The UK jobs market shows signs of strain as rising costs and hiring challenges emerge, raising concerns about the impact of Reeves’ budget.
London: The latest labour market figures are raising eyebrows. As Christmas approached, the Office for National Statistics (ONS) was busy collecting data. Employers were just starting to wrap their heads around a budget that could add about £25 billion to their wage bills.
In December, pay rose as expected, hitting 5.6%. But the unemployment rate surprised many, coming in at 4.4%, higher than what City economists predicted. Plus, the number of job vacancies dropped for the 30th month in a row.
It seems like employers are still in a holding pattern, cutting back on hiring and staff. The looming tax rise is making everyone a bit anxious about what’s next.
Come April, national insurance contributions will jump to 15%, and the threshold will drop, meaning more part-time workers will feel the pinch. The minimum wage is also set to rise by 6.7%. Businesses are likely still figuring out how this will affect them.
Executives are weighing their options: should they cut jobs, freeze hiring, or limit pay raises? Or maybe they’ll just pass the costs onto consumers with higher prices.
Meanwhile, Reeves is off to the World Economic Forum in Davos, hoping to promote the UK as a prime spot for foreign investment. Her team is crossing their fingers that businesses won’t have to make tough choices.
The Treasury is hoping shareholders will step up and absorb some of the costs through lower dividends. They’re banking on the idea that this will lead to better economic growth and sales down the line.
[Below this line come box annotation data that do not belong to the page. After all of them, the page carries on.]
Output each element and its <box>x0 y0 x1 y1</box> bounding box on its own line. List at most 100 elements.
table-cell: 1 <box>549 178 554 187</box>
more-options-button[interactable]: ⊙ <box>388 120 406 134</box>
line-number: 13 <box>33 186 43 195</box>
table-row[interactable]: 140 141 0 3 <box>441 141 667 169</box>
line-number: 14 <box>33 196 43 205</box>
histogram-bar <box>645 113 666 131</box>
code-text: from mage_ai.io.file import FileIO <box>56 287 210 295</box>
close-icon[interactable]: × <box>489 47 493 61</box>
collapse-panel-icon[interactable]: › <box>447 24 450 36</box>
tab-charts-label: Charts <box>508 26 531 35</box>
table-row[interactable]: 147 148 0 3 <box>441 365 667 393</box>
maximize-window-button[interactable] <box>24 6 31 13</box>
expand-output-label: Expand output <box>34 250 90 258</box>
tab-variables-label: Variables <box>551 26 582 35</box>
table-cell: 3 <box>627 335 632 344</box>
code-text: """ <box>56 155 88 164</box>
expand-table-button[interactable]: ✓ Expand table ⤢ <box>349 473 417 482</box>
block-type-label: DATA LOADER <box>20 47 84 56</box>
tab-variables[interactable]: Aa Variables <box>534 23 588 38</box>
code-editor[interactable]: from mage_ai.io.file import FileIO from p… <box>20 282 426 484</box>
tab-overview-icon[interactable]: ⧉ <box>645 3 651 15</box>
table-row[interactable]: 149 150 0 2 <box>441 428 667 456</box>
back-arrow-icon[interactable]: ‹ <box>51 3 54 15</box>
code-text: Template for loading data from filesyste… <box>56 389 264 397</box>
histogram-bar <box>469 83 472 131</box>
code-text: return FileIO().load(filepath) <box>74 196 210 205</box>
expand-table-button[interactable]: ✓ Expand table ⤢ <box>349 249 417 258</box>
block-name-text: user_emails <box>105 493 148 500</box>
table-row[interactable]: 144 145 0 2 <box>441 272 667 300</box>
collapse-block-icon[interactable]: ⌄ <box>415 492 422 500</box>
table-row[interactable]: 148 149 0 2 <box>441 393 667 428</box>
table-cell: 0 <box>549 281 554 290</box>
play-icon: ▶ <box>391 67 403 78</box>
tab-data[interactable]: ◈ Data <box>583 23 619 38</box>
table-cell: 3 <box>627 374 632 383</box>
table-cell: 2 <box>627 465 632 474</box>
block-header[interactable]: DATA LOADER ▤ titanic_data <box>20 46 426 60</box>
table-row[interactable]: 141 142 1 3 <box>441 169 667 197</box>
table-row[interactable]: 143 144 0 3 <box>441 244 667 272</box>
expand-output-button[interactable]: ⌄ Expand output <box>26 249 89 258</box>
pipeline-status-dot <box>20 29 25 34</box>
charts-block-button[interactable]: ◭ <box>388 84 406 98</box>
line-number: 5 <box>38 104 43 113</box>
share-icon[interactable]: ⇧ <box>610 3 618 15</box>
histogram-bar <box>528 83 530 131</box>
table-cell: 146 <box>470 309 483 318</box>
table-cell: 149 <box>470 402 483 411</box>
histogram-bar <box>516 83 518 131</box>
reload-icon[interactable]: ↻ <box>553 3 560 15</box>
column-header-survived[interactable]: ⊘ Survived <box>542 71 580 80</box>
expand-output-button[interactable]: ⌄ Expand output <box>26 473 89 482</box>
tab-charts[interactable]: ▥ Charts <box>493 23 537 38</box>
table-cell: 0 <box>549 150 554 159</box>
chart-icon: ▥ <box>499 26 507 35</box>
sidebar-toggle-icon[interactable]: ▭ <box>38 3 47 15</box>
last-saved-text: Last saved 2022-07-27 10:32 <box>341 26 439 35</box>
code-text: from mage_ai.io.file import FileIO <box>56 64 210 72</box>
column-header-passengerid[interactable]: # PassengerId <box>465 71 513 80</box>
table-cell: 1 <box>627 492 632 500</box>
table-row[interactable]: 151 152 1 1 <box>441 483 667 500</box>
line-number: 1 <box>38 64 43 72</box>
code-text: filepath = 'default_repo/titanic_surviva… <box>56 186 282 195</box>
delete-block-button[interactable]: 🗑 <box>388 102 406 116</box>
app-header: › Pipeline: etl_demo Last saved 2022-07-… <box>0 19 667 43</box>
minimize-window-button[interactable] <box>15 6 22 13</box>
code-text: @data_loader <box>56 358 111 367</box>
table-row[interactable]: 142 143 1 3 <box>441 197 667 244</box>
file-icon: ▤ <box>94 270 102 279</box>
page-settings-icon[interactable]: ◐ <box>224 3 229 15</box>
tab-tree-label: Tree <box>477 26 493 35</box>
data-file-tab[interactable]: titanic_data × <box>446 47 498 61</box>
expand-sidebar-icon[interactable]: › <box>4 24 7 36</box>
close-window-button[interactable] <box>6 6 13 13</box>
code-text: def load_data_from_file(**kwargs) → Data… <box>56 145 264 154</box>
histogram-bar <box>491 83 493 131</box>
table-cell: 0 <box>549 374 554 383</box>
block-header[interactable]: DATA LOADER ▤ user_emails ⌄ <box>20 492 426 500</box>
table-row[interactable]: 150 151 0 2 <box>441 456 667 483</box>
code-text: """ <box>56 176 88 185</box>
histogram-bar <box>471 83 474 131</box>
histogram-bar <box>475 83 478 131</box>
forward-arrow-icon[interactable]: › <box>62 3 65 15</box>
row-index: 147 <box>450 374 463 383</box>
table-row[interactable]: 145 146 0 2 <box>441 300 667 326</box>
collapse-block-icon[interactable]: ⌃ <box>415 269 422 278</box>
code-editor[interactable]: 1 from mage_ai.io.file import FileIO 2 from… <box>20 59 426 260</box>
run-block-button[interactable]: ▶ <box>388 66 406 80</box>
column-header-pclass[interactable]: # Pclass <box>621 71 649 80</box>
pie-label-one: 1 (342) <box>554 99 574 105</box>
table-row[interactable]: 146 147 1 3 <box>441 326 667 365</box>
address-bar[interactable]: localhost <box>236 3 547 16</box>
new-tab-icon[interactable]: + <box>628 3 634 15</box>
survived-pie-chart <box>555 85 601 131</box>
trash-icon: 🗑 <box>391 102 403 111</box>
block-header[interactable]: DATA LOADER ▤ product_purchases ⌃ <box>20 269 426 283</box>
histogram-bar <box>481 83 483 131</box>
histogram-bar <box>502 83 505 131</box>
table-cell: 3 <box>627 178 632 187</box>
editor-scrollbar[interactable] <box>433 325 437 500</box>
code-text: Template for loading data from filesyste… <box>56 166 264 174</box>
However, the British Chambers of Commerce (BCC) isn’t so sure. They’re sounding the alarm, saying the labour market data and their own surveys show “warning lights” on recruitment and training.
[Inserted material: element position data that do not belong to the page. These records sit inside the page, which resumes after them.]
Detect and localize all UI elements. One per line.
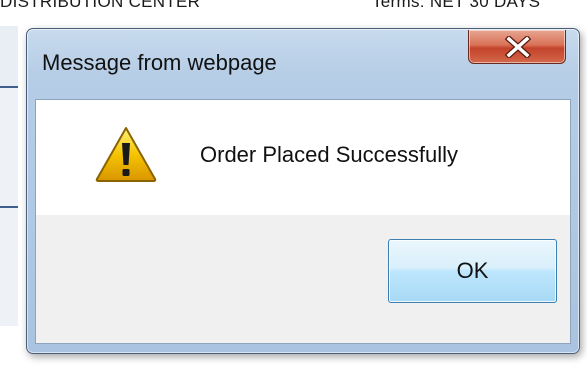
background-page-header: DISTRIBUTION CENTER Terms: NET 30 DAYS xyxy=(0,0,587,26)
background-distribution-label: DISTRIBUTION CENTER xyxy=(0,0,201,11)
background-page-edge xyxy=(0,26,18,326)
message-area: Order Placed Successfully xyxy=(36,100,570,215)
alert-dialog: Message from webpage Order Placed Succes… xyxy=(26,28,580,354)
close-icon xyxy=(505,36,531,58)
dialog-message: Order Placed Successfully xyxy=(200,142,458,167)
background-terms-label: Terms: NET 30 DAYS xyxy=(372,0,541,11)
warning-icon xyxy=(95,127,157,182)
dialog-title: Message from webpage xyxy=(42,50,277,75)
close-button[interactable] xyxy=(468,30,566,64)
dialog-content: Order Placed Successfully OK xyxy=(35,99,571,344)
ok-button[interactable]: OK xyxy=(388,239,557,303)
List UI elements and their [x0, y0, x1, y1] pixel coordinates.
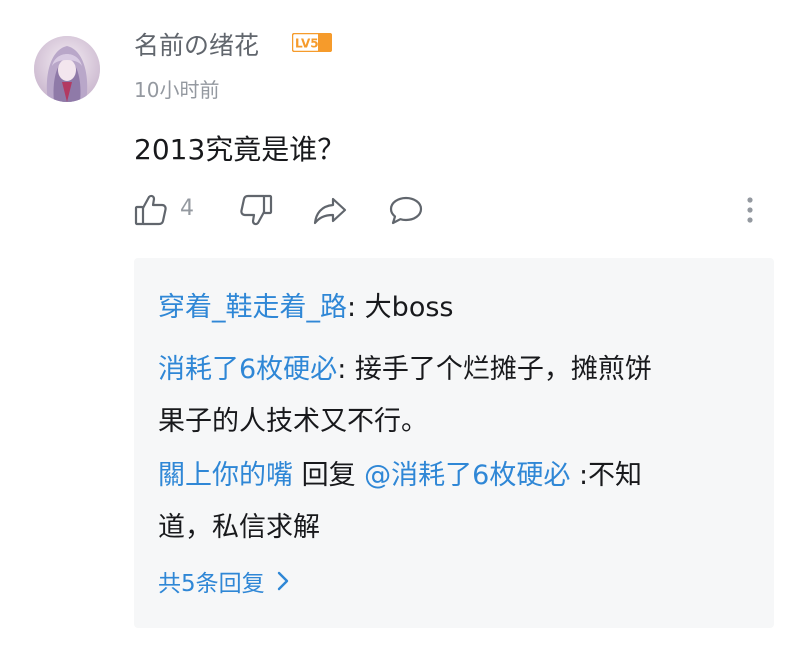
timestamp: 10小时前	[134, 78, 220, 102]
reply-author[interactable]: 消耗了6枚硬必	[158, 354, 337, 385]
avatar-image	[34, 36, 100, 102]
view-all-replies-link[interactable]: 共5条回复	[158, 564, 291, 598]
level-badge: LV5	[291, 32, 333, 53]
view-all-replies-label: 共5条回复	[158, 571, 265, 597]
reply-text: : 大boss	[347, 292, 454, 323]
level-badge-text: LV5	[295, 37, 319, 51]
comment-action-bar: 4	[0, 188, 800, 232]
like-count: 4	[180, 196, 194, 221]
replies-preview: 穿着_鞋走着_路: 大boss 消耗了6枚硬必: 接手了个烂摊子，摊煎饼 果子的…	[134, 258, 774, 628]
thumbs-up-icon[interactable]	[133, 192, 169, 228]
reply-item: 關上你的嘴 回复 @消耗了6枚硬必 :不知 道，私信求解	[158, 450, 738, 554]
share-icon[interactable]	[312, 192, 348, 228]
chevron-right-icon	[277, 571, 288, 591]
avatar[interactable]	[34, 36, 100, 102]
reply-text: 果子的人技术又不行。	[158, 406, 428, 437]
comment-text: 2013究竟是谁？	[134, 133, 346, 166]
vertical-dots-icon[interactable]	[738, 192, 762, 228]
reply-label: 回复	[293, 460, 365, 491]
speech-bubble-icon[interactable]	[388, 192, 424, 228]
thumbs-down-icon[interactable]	[238, 192, 274, 228]
reply-text: :不知	[570, 460, 643, 491]
reply-author[interactable]: 關上你的嘴	[158, 460, 293, 491]
reply-item: 穿着_鞋走着_路: 大boss	[158, 282, 738, 334]
reply-item: 消耗了6枚硬必: 接手了个烂摊子，摊煎饼 果子的人技术又不行。	[158, 344, 738, 448]
username[interactable]: 名前の绪花	[134, 26, 259, 62]
reply-text: 道，私信求解	[158, 512, 320, 543]
reply-author[interactable]: 穿着_鞋走着_路	[158, 292, 347, 323]
reply-text: : 接手了个烂摊子，摊煎饼	[337, 354, 652, 385]
reply-mention[interactable]: @消耗了6枚硬必	[364, 460, 570, 491]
They pointed out that 55% of firms plan to raise prices, mainly due to rising labour costs. It looks like shareholders might not shoulder much of the burden, and the specter of higher unemployment and more people relying on universal credit is starting to loom.
Anna Leach, the chief economist at the Institute of Directors, noted a drop of 47,000 in payrolled employees—the biggest monthly fall since 2020. That should definitely raise some red flags in Whitehall.
There are whispers that the government might sweeten the deal of higher national insurance by rolling back some proposed worker protections. Ministers are anxious to see how businesses react, fearing that the BCC’s findings show a reluctance to invest in the long run.
The employment rights bill aims to tackle issues like zero-hours contracts and improve basic rights from day one. But it seems some parts of this bill might get sidelined.
April could come and go without much fuss, but many significant businesses are already warning that the costs will show up in lower investment and higher prices—definitely not the outcome Reeves was hoping for.